Давая некоторые методы для лингвистического исследования первоисточников (путем лингвистических спектров и фонетического состава языков), я не коснулся здесь обычной современной палеографии, так как считаю ее наименее надежным средством, вследствие того что предшествующий характер письма сохранялся в глухих провинциях еще долго после того, как в столицах перешли к новому почерку. Ведь в старину писать учились только частным образом, у отдельных лиц, без общего государственного контроля над школами, как теперь. Да и после напечатания книг с них еще долго снимались рукописные копии, благодаря отсутствию книжных магазинов в провинции и трудности получать печатные книги из столицы без правильных почтовых сообщений, так что не всякий рукописный документ, даже и написанный старинным почерком и тростью вместо гусиного пера, можно считать предшественником книгопечатной эры.
Только после упомянутой мной филологической интермедии, совершенно необходимой для дальнейшего хода моих выводов, а также и для понимания некоторых моих соображений в предшествовавших томах, я и решаюсь в этой третьей книге приступить к выяснению первостепенного значения психической апперцепции для развития мифов и всех вообще древнеисторических сказаний. Я хочу показать, что она — главный фактор первобытного коллективного творчества, когда в развитии повествования участвовало огромное количество лиц. Только то, что создано ею, и может быть названо народным эпосом. При спокойных условиях жизни это фактор часто эволюционный, а при общественных катастрофах эта апперцепция может вызывать и очень резкие изменения в рассказе, вдруг изменяя отношение передатчиков к его героям или дислоцируя рассказ в пространстве и во времени, т. е. перенося события в какую-либо малоизвестную страну, куда трудно добраться, или перебрасывая рассказ в такое отдаленное время, в котором с ним не могут вступить в противоречие никакие уже существующие рассказы.
Замечательные случаи такого резкого действия апперцепции я уже показал в первых двух книгах этой моей работы, на перебросах библейских сказаний из Италии в Сирию и из IV века нашей эры в XI до нее, а здесь я привожу и разбираю несколько случаев чисто эволюционного действия той же апперцепции при разборе вариантов одних и тех же рассказов в библейских книгах «Цари» и в «Заброшенной книге» (Паралипоменоне), а также и при сравнении однородных сказаний в евангелиях Марка, Матвея и Луки.
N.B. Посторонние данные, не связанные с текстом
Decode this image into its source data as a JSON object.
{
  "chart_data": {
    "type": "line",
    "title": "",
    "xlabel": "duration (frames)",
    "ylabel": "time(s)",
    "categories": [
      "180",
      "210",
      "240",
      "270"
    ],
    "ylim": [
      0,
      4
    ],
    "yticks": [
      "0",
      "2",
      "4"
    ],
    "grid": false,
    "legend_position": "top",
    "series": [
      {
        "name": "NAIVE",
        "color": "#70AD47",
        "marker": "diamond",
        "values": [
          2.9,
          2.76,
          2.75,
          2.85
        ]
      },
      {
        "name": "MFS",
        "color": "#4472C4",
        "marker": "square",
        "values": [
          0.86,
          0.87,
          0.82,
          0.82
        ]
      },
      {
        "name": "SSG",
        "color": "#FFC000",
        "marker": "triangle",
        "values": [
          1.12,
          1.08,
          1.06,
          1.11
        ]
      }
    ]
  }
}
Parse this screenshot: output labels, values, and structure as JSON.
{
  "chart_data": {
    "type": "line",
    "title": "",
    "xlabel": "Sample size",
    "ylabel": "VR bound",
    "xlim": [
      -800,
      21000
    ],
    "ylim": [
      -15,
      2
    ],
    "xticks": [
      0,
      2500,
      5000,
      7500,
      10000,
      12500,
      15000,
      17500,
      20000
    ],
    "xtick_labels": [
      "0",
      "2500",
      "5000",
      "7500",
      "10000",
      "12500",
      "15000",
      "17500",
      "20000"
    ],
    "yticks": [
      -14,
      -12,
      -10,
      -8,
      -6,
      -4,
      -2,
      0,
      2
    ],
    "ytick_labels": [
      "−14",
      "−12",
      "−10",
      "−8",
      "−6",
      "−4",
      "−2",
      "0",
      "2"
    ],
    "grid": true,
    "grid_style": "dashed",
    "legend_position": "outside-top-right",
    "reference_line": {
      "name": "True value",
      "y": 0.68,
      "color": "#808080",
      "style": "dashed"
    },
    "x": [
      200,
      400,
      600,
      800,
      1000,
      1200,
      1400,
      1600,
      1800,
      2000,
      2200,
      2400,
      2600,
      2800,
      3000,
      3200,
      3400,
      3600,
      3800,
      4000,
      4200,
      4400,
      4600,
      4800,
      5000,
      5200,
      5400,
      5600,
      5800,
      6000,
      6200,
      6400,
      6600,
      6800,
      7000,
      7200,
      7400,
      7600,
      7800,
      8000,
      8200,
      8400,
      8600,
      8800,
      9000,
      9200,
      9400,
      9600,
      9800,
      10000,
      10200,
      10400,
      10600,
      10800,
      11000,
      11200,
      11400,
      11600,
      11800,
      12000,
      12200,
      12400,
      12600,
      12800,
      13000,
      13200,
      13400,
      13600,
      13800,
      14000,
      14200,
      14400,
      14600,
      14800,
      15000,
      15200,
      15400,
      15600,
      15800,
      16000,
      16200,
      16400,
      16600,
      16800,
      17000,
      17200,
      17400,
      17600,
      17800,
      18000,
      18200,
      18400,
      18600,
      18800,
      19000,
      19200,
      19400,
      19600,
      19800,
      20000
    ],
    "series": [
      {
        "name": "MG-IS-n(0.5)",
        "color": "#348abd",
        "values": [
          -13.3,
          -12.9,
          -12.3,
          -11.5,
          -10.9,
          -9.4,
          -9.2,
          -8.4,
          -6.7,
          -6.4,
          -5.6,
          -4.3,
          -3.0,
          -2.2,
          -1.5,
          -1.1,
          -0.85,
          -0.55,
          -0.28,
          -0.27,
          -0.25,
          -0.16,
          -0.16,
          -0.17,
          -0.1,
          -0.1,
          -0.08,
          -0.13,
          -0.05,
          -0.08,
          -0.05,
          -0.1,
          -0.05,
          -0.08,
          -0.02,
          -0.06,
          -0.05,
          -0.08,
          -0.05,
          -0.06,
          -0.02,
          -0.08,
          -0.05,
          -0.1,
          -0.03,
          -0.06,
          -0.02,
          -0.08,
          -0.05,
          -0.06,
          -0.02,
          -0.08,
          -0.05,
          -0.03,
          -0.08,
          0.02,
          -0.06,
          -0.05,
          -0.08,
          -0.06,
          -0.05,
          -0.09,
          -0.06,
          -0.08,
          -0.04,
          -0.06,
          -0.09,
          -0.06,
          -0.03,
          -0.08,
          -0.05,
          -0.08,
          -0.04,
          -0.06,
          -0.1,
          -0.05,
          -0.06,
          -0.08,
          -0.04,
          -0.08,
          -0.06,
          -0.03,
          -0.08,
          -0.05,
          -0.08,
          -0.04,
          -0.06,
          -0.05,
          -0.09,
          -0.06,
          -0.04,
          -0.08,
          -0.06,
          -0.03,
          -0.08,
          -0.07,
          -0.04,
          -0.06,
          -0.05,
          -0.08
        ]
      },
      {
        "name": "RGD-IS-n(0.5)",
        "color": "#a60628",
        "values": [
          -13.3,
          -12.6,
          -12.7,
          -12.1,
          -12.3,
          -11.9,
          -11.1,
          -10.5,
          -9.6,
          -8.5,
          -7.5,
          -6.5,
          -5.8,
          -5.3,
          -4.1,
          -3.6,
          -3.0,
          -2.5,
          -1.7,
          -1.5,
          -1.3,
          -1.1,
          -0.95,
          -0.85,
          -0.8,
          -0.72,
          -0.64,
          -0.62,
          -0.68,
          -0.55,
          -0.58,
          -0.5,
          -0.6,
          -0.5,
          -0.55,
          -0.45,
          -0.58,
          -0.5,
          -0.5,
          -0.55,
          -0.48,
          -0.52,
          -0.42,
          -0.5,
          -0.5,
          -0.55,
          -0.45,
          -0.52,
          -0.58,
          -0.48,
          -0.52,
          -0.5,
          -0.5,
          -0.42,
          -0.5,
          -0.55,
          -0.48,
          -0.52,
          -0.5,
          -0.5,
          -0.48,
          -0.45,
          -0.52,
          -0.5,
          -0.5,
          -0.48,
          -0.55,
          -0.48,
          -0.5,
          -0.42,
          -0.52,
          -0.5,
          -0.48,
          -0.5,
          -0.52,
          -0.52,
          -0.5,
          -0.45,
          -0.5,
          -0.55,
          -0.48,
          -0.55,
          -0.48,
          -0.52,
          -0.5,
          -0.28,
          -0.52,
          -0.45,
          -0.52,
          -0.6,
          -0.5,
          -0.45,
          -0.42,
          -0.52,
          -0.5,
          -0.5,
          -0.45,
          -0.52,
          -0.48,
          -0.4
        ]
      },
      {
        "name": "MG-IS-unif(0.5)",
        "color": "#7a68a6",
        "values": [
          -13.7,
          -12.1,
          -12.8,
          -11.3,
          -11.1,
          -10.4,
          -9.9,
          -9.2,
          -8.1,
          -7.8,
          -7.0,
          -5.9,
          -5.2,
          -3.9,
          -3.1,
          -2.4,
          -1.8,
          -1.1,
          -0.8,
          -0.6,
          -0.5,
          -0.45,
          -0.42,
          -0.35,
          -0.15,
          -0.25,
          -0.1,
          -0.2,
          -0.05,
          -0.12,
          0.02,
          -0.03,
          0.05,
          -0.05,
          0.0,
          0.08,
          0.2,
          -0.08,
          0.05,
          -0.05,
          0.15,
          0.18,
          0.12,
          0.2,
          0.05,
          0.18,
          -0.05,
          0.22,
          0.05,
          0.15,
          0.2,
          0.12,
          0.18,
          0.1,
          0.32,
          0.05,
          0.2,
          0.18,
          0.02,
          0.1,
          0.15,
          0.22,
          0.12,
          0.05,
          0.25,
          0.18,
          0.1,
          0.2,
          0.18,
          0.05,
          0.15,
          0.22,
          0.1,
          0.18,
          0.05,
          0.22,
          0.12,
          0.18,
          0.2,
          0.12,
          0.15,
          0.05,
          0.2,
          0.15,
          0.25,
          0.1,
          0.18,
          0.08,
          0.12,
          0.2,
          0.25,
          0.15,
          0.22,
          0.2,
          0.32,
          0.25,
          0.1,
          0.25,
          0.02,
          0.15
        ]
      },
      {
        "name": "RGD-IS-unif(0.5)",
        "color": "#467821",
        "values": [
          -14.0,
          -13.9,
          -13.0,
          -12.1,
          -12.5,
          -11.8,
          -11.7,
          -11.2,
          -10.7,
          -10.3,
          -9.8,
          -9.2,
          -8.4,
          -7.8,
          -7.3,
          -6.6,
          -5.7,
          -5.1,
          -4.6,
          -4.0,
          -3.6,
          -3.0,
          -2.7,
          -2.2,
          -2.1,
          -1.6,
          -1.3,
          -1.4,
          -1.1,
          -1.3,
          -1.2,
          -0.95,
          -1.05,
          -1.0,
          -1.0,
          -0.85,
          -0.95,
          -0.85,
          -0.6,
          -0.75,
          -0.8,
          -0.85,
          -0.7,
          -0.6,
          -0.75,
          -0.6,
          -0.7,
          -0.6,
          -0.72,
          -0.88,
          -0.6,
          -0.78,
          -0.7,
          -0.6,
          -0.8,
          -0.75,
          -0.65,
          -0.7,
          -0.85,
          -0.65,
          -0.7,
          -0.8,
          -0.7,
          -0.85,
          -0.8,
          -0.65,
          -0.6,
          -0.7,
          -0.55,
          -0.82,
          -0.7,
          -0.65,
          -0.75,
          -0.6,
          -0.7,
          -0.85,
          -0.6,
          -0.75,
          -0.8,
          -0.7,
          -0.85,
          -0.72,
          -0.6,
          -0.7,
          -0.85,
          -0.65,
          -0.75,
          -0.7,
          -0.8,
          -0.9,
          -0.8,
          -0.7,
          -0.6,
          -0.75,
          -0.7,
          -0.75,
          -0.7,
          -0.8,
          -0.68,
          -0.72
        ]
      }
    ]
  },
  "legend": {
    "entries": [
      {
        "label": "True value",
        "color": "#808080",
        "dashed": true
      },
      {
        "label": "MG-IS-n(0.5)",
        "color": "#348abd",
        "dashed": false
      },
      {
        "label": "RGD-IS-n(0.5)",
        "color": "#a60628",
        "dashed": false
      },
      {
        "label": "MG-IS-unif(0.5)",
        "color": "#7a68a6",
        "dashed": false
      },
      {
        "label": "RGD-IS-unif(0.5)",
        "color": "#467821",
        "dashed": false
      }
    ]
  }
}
Наглядные сопоставления некоторых библейских и евангельских представлений о Вселенной и о ее жизни с современными, научными, особенно ясно показывают, что все эти старинные книги уже отжили свой век и что к библейским и евангельским рассказам, даже и просто как к источникам для изучения древней жизни, мы должны относиться с еще меньшим доверием, чем, например, к романам Дюма-отца при изучении истории французского народа.
Я еще раз напоминаю, что руководящим компасом моих изысканий служит основное положение, долженствующее лечь в основу рациональных социологии и истории: всякая цивилизация и в древности могла распространяться только таким же способом, как теперь, — из богато одаренных природой областей в менее одаренные, из столиц — в деревни, а не наоборот. Особенно же невероятно, когда нам говорят, будто астрономия, высшая философия и даже сама грамотность пришли в столицы древнего мира откуда-то из кочевнических степей и даже чуть не из пустынь.
С рациональной точки зрения не могло быть ничего подобного, и даже приходится (по стратегическим соображениям) усомниться, действительно ли Константин I и его наследники жили в Истамбуле (который только европейцы, неизвестно с какого времени, называют Константинополем), а не в Александрии, и действительно ли Абул-Казем (он же достославный Магомет) бежал из аравийской Мекки в Медину, а не из египетского Мемфиса в Каир или что-нибудь вроде этого.
Все подобные локализации, малоподходящие как со стратегической, так и с культурно-исторической точки зрения, должны быть подвергнуты строгой критической проверке, на основании только что указанного основного закона распространения культуры, и потому нельзя упрекать меня за то, что я посильно стараюсь это сделать в своем настоящем исследовании, хотя бы я тут в чем-нибудь и заблуждался.
Но до сих пор мне не было показано ни одной серьезной ошибки, кроме нескольких недосмотров чисто корректурного характера, которые я и исправил во втором издании I тома «Христа».
Из критических отзывов после выхода второй книги «Христа» я отмечу только ссылки на немецкую работу Франца Болля об Апокалипсисе.